The last one was an Atlas car with Accumate couplers/truck.



> I had a few MicroTrain cars that would derail at sporadic times. I solved that by removing all the un-coupler wires from the bottom of the couplers(the copper wire in the pic). They seemed to get pushed out of alignment in the tighter radius and would push onto the inside of the rails. None of my stuff has them anymore and it seemed to stop all problems.


About the little wires - I don't like them for two reasons.

#1 Without the wires I can pull a car off the tracks straight up and it doesn't tangle with the other cars it's coupled to. With the wires on it tends to grab the other cars coupler. 

#2 I played around with a magnetic uncoupler and it didn't work very reliably so months ago I decided I didn't want that headache.

On Accumate couplers I pull the wire off.

But wait a minute - you can't completely remove the wire from a Micro Trains coupler because it's required to make it function properly. 

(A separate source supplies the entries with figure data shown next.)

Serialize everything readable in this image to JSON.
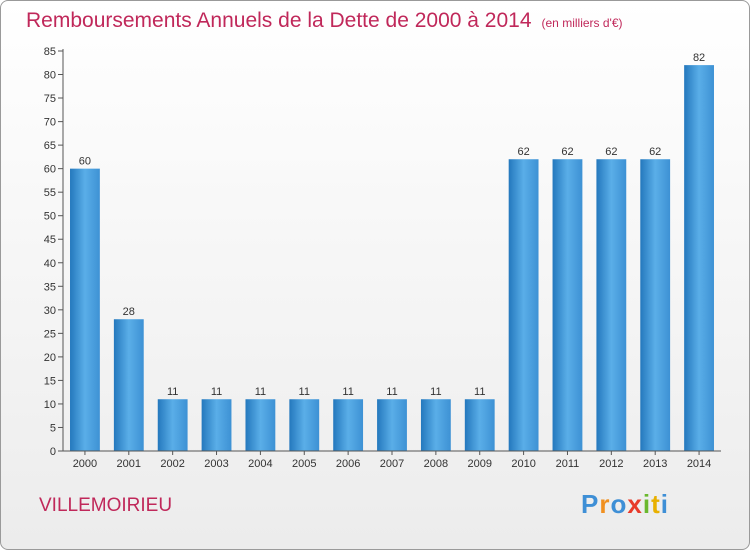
{
  "title": "Remboursements Annuels de la Dette de 2000 à 2014",
  "unit_note": "(en milliers d'€)",
  "commune": "VILLEMOIRIEU",
  "logo": {
    "letters": [
      "P",
      "r",
      "o",
      "x",
      "i",
      "t",
      "i"
    ],
    "colors": [
      "#3e8fd6",
      "#f09020",
      "#3e8fd6",
      "#e83a2a",
      "#6ab82e",
      "#e8b000",
      "#3e8fd6"
    ]
  },
  "colors": {
    "bar": "#3d91d4",
    "bar_light": "#5aaee8",
    "bar_dark": "#2478bd",
    "title": "#c0285a"
  },
  "chart_data": {
    "type": "bar",
    "categories": [
      "2000",
      "2001",
      "2002",
      "2003",
      "2004",
      "2005",
      "2006",
      "2007",
      "2008",
      "2009",
      "2010",
      "2011",
      "2012",
      "2013",
      "2014"
    ],
    "values": [
      60,
      28,
      11,
      11,
      11,
      11,
      11,
      11,
      11,
      11,
      62,
      62,
      62,
      62,
      82
    ],
    "data_labels": [
      "60",
      "28",
      "11",
      "11",
      "11",
      "11",
      "11",
      "11",
      "11",
      "11",
      "62",
      "62",
      "62",
      "62",
      "82"
    ],
    "ylim": [
      0,
      85
    ],
    "yticks": [
      0,
      5,
      10,
      15,
      20,
      25,
      30,
      35,
      40,
      45,
      50,
      55,
      60,
      65,
      70,
      75,
      80,
      85
    ],
    "grid": false,
    "legend": "none"
  }
}
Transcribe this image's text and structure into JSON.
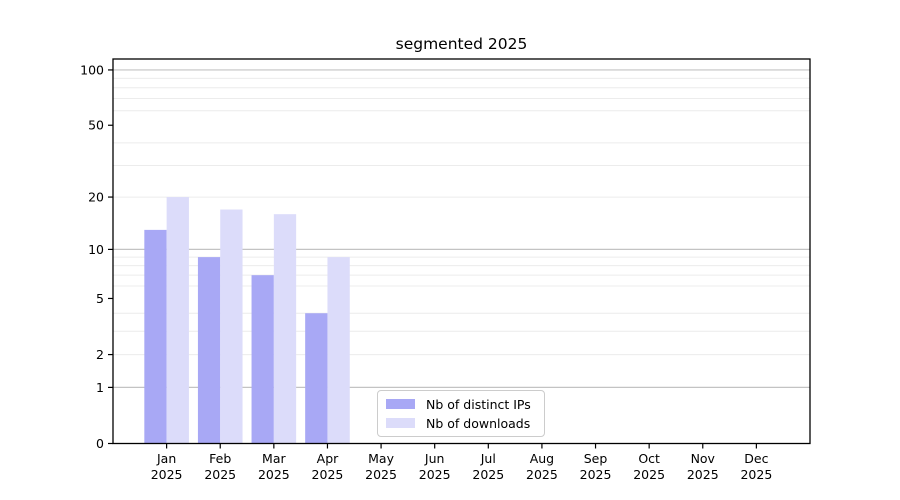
{
  "chart_data": {
    "type": "bar",
    "title": "segmented 2025",
    "categories": [
      "Jan",
      "Feb",
      "Mar",
      "Apr",
      "May",
      "Jun",
      "Jul",
      "Aug",
      "Sep",
      "Oct",
      "Nov",
      "Dec"
    ],
    "category_year_label": "2025",
    "series": [
      {
        "name": "Nb of distinct IPs",
        "color": "#a8a8f5",
        "values": [
          13,
          9,
          7,
          4,
          0,
          0,
          0,
          0,
          0,
          0,
          0,
          0
        ]
      },
      {
        "name": "Nb of downloads",
        "color": "#dcdcfa",
        "values": [
          20,
          17,
          16,
          9,
          0,
          0,
          0,
          0,
          0,
          0,
          0,
          0
        ]
      }
    ],
    "y_scale": "log10(1+x)",
    "y_tick_values": [
      0,
      1,
      2,
      5,
      10,
      20,
      50,
      100
    ],
    "y_tick_labels": [
      "0",
      "1",
      "2",
      "5",
      "10",
      "20",
      "50",
      "100"
    ],
    "y_gridlines_major": [
      1,
      10,
      100
    ],
    "y_gridlines_minor": [
      2,
      3,
      4,
      6,
      7,
      8,
      9,
      20,
      30,
      40,
      60,
      70,
      80,
      90
    ],
    "ylim_log_max": 2.063,
    "xlim_slots": 13,
    "grid": true,
    "legend_position": "lower center inside plot",
    "legend_entries": [
      "Nb of distinct IPs",
      "Nb of downloads"
    ]
  },
  "colors": {
    "bar_ips": "#a8a8f5",
    "bar_downloads": "#dcdcfa",
    "grid_major": "#c3c3c3",
    "grid_minor": "#ececec",
    "axis_spine": "#000000",
    "tick_text": "#000000",
    "legend_border": "#cccccc",
    "background": "#ffffff"
  }
}
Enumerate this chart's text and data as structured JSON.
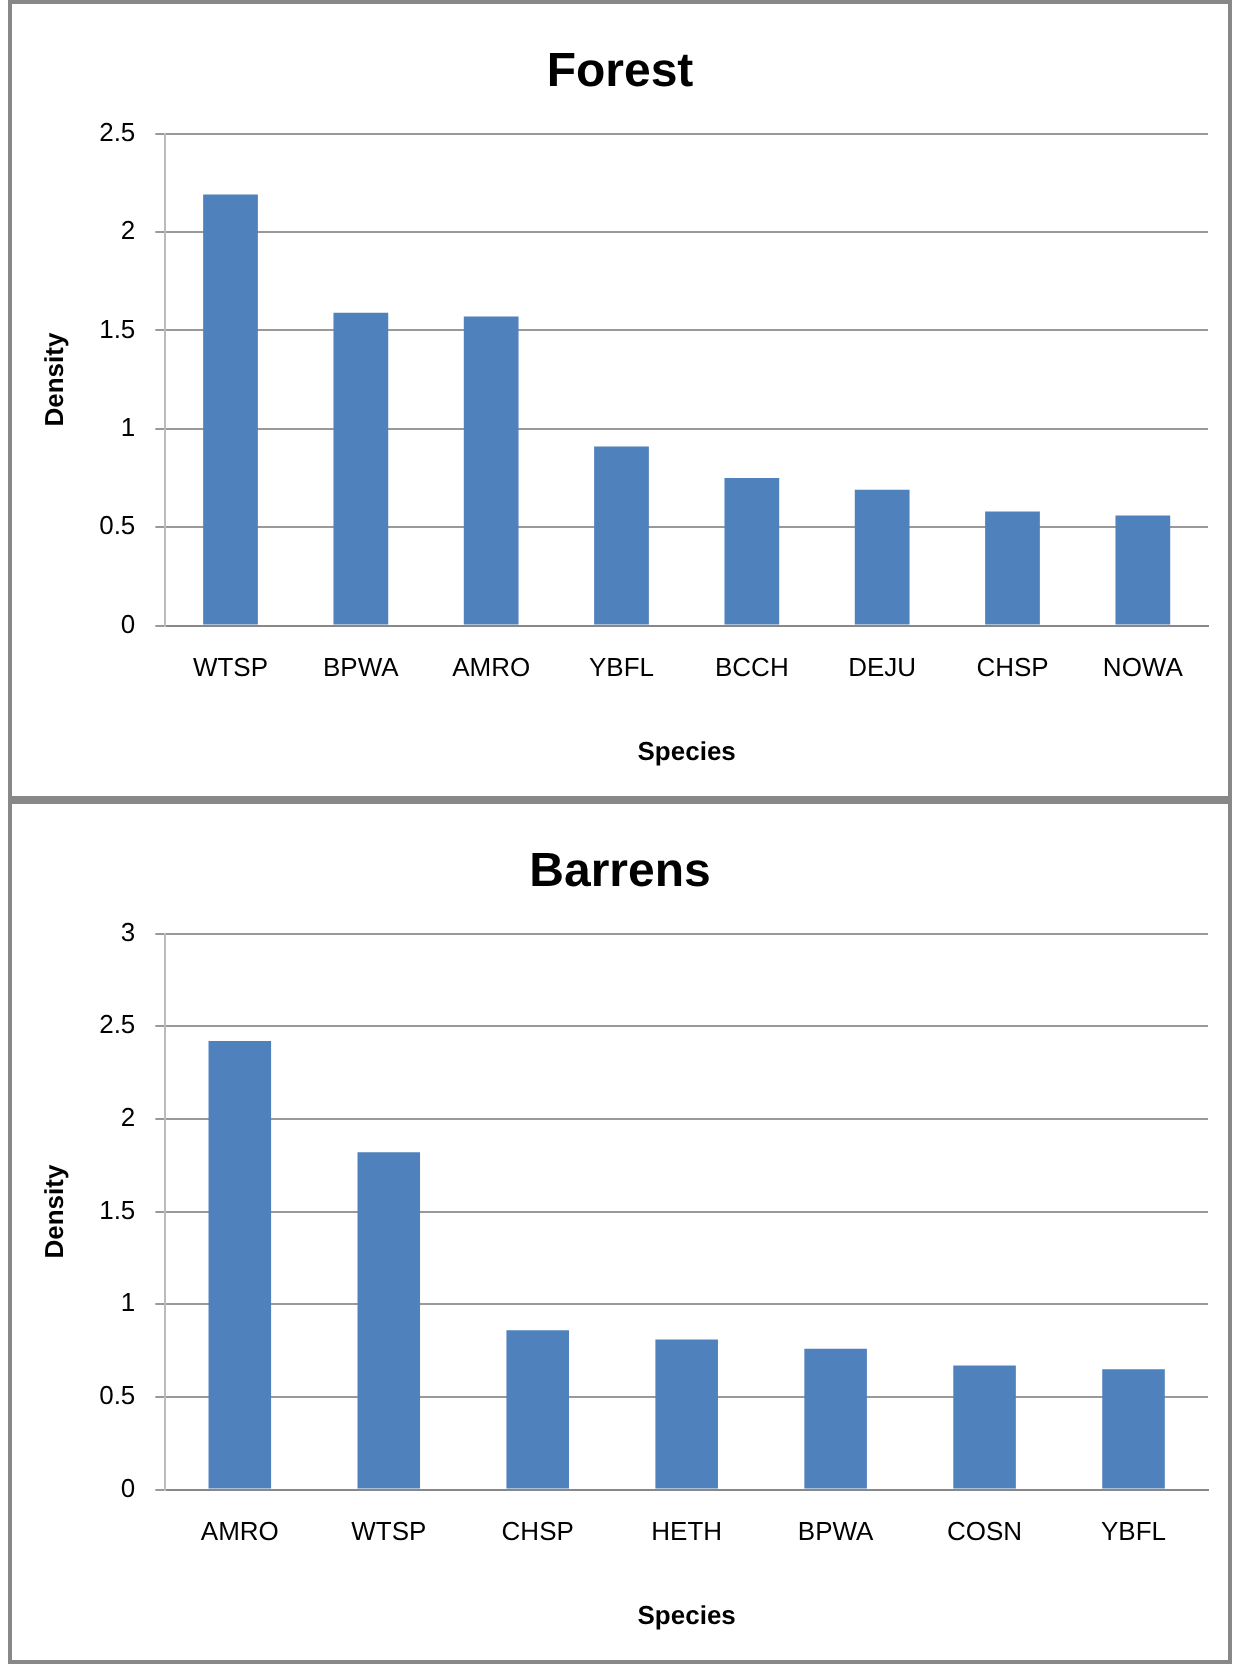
{
  "chart_data": [
    {
      "type": "bar",
      "title": "Forest",
      "xlabel": "Species",
      "ylabel": "Density",
      "categories": [
        "WTSP",
        "BPWA",
        "AMRO",
        "YBFL",
        "BCCH",
        "DEJU",
        "CHSP",
        "NOWA"
      ],
      "values": [
        2.19,
        1.59,
        1.57,
        0.91,
        0.75,
        0.69,
        0.58,
        0.56
      ],
      "color": "#4f81bd",
      "ylim": [
        0,
        2.5
      ],
      "yticks": [
        0,
        0.5,
        1,
        1.5,
        2,
        2.5
      ],
      "grid": "y"
    },
    {
      "type": "bar",
      "title": "Barrens",
      "xlabel": "Species",
      "ylabel": "Density",
      "categories": [
        "AMRO",
        "WTSP",
        "CHSP",
        "HETH",
        "BPWA",
        "COSN",
        "YBFL"
      ],
      "values": [
        2.42,
        1.82,
        0.86,
        0.81,
        0.76,
        0.67,
        0.65
      ],
      "color": "#4f81bd",
      "ylim": [
        0,
        3
      ],
      "yticks": [
        0,
        0.5,
        1,
        1.5,
        2,
        2.5,
        3
      ],
      "grid": "y"
    }
  ]
}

> If you aren't using magnetic uncouplers under your tracks, I don't , and you want your frieght cars to look more prototypical then cut off your dingers (trip pins.) For M.T. cut it flush to the botton of the coupler with a Xuron tool. For Accumates you can just wiggle and pull...they come right out (they are pressed into a hole in the bottom of the coupler.)
> 
> http://www.nscale.net/forums/archive/index.php/t-11346.html


What I did was to _reverse_ the wire - I remove it and put it in facing backwards. Another way I did it on the engine couplers was to cut it off and leave a small piece in the coupler to make it work right.


----------



## bwoogie (Mar 31, 2012)

Does the length of the car matter?


----------



## powersteamguy1790 (Mar 26, 2012)

bwoogie said:


> Does the length of the car matter?


The length of the car matters and its chance of derailment is solely dependent upon the curved radii of track you use. If you use radii under 11 inches the chances of a very long car derailing significantly increases.


----------



## Xnats (Dec 5, 2010)

Ok I made a major booboo. X you are correct with the MicroTrain couplers. It was the Altas and Katos that I removed the wires from because I was having problems with them spinning out of place. I just snipped the wires on the MT couplers so everything matched. I like just pulling cars straight up too, it makes things so much easier. Once you said it, I had to go pull everything out of my box and look at them  sorry about that.


----------



## Carl (Feb 19, 2012)

After I had checked my track, as well as every car.....everything has gone well. My problem was with the height of the coupler.


----------



## dualgauge (Apr 4, 2009)

I have had couplers that did not pivot freely would pull cars off the track.
Dan


----------